I received an email today from my family doctor's clinic telling patients to be less particular about whether they get to see their doctor or not when they schedule an appointment with... their doctor. The parts I take issue with are in bold. Here's the email body:
Good Morning <clinic> Patients,
A Reminder to Our Patients: <clinic> is Proud to Be a Teaching and Team-Based Facility.
Medical learners (students and residents, most of whom are training to be family physicians) are an important part of our team. Physician assistants, nurse practitioners, and locum/covering physicians are also crucial to our clinic functioning.
With the help of our team:
- We are able to offer non-urgent appointments usually within 1-2 weeks.
- We are able to offer same-day appointments for urgent issues.
- We are able to continue to provide care to our current <clinic> patients at a time when there are a record number of family physicians leaving practice.
- We play an important role in training the next generation of family physicians.
There have been an increasing number of patients requesting appointments with their provider only (and declining to see other members of the <clinic> team). This causes significant disruptions to the clinic and affects our ability to provide equitable care to all <clinic> patients.
Moving forward, when you book an appointment, you should expect that you may see a medical learner, physician assistant, nurse practitioner, or a physician covering for your primary family physician. For many appointments, your family physician will be available to see you after you have been seen by another practitioner, if requested or needed. Please be aware that learners and physician assistants are supervised directly by your physician.
This team-based model of care may not be the right one for you, and if you wish to transfer your care to another clinic, we will be happy to waive the usual fee for transfer of records.

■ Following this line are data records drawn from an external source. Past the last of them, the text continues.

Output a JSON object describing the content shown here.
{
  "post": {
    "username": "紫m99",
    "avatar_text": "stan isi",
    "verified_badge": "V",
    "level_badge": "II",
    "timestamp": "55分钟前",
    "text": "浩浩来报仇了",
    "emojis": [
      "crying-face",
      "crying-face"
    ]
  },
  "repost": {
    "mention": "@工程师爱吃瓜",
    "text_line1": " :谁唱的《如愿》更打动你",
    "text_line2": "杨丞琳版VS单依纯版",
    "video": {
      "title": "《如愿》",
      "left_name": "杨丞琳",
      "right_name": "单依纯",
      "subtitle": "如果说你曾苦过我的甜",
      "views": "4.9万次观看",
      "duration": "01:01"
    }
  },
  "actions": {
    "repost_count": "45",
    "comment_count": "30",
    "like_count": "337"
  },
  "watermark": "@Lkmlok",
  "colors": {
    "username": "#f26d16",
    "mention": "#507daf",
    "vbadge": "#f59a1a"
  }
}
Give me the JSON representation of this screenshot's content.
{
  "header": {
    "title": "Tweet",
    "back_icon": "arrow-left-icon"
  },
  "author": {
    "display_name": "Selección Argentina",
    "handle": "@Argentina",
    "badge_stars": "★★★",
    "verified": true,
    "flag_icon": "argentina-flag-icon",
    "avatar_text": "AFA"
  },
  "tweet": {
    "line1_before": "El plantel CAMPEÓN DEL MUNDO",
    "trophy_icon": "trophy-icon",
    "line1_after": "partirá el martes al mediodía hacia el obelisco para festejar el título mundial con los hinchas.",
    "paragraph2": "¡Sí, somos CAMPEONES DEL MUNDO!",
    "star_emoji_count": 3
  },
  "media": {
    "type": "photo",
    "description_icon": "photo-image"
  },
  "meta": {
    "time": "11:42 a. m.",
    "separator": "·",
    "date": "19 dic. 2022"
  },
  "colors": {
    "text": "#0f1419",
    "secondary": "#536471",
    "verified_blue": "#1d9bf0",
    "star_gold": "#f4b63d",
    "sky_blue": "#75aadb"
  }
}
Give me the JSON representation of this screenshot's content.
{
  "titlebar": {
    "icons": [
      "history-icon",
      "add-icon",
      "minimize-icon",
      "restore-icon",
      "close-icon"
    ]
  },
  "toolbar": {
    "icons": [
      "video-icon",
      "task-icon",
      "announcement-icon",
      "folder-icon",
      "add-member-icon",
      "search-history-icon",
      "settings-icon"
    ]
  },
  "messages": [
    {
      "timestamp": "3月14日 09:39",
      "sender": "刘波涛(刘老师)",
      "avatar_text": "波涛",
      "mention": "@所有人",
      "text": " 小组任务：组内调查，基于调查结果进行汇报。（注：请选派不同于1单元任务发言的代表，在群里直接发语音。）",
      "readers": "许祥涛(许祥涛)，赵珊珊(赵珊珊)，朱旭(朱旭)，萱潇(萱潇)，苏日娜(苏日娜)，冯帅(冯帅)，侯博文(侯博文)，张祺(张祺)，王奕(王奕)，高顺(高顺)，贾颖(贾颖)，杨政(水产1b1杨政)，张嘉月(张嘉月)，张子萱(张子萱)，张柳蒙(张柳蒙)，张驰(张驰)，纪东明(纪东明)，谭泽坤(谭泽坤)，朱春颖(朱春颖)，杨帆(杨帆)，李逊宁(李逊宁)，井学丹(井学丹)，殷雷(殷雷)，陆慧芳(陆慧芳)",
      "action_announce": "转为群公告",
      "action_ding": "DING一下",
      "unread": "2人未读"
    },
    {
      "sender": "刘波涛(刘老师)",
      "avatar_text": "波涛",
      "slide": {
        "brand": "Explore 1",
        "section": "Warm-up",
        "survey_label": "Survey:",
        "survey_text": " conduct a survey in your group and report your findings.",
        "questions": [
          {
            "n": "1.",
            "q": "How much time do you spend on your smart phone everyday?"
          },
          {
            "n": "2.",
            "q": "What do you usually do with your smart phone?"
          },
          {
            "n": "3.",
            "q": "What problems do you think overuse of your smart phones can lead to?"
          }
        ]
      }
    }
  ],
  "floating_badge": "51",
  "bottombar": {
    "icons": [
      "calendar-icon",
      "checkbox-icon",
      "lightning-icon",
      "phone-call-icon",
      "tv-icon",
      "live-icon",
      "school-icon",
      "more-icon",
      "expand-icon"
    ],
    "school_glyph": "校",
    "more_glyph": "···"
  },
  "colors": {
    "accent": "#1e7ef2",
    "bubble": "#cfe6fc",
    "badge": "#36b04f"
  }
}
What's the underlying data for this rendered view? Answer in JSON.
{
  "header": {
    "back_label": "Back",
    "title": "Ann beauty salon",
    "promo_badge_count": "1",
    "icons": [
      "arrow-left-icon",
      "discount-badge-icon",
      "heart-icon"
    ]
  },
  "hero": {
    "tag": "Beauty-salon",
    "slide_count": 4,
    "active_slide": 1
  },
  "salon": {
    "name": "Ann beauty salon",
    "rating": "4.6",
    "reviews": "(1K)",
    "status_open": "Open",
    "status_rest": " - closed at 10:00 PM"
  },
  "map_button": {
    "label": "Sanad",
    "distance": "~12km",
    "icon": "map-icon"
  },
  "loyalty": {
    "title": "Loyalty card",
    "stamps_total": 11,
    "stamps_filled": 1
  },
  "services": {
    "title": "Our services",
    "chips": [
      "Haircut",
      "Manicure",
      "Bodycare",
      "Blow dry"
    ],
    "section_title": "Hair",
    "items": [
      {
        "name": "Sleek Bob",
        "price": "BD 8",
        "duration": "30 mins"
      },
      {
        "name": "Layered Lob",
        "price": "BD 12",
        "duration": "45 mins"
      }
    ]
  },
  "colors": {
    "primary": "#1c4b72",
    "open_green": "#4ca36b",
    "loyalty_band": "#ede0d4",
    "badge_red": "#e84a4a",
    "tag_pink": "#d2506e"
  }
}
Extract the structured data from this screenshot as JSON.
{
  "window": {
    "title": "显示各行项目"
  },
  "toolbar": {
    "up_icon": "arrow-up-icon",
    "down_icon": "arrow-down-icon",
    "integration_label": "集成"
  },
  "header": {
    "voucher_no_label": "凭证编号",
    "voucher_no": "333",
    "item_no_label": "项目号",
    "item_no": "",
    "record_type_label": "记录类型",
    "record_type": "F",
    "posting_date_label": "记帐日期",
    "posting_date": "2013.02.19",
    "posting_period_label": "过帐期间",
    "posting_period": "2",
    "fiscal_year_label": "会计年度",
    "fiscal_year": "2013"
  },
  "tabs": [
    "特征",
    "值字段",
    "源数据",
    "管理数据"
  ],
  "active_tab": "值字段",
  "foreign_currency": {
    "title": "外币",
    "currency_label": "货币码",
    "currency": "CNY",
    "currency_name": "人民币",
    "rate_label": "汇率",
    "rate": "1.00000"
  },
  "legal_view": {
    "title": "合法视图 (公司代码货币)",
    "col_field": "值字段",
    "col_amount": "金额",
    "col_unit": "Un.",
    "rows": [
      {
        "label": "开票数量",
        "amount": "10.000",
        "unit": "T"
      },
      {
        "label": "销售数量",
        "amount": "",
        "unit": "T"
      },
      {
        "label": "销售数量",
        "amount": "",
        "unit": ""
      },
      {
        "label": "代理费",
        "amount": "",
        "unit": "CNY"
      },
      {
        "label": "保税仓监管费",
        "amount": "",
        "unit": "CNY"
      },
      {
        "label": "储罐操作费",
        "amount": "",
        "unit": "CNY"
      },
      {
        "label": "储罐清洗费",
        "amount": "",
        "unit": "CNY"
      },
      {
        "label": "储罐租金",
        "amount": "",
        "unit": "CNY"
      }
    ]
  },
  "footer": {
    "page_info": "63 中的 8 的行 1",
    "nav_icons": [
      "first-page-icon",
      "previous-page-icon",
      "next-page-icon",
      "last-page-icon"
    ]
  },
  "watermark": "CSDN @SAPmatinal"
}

We appreciate the important role you play in medical education and making practicing family medicine sustainable.
Sincerely,
The physicians and staff at <clinic>.
So basically, patients want to see their doctors instead of medical students and the clinic is telling the patients to fuck off with their standards and expectations. Instead of building rapport, confidence, and sharing personal vulnerabilities with your family doctor, you can now expect to do it with random, unqualified, inexperienced people who you'll never see again and who don't know your history. If you don't like it, despite paying these fuckers' wages, you can pound sand.
FYI, when this email says the students and assistants are directly supervised, it's figurative. It means the students and assistants report to the doctors, not that the doctors are in the room while the assessments and appointments are conducted. You're expected to meet with these unqualifieds one-on-one. There used to be supervised appointments where medical students would simply shadow the doctor with permission from the patient, but that hasn't been the case for years.
Also, moving to another family doctor is extremely difficult. Most doctors have a maxed-out roster and are not accepting new patients. There are 2.3 million Ontarians without consistent access to a family doctor in a province of 14.5 million.
Canadian tax dollars at work.
The US tries to push this more and more I've found too. I ended up going along after my old-school doctor retired. It's not that I can't see the real doctor, just expect it to take longer to get appointments etc. For me though, I'm really just showing up to get blood work done so I can track certain things ahead of time.
So it's not a ton different with us having the big insurance model, just less forced. I'm actually considering looking into something like hospitalization-only insurance if such a thing exists and planning to pay the rest out of pocket. You'll find US doctor's offices can often be receptive to the "how much if I pay you right now" model and it's not all that ridiculously priced. Hospitals on the other hand, wow. I had a surgery over a decade ago, I kid you not I was on the hospital premises for less than two hours from car door to car door, and it was around a $20k bill. Of the total bill, the highly experienced surgeon I'd chosen got less than 10%, anesthesiologist got about 15%, the remaining 75% went to the hospital. $15k for two hours in the hospital, one of which was spent in waiting rooms and the like.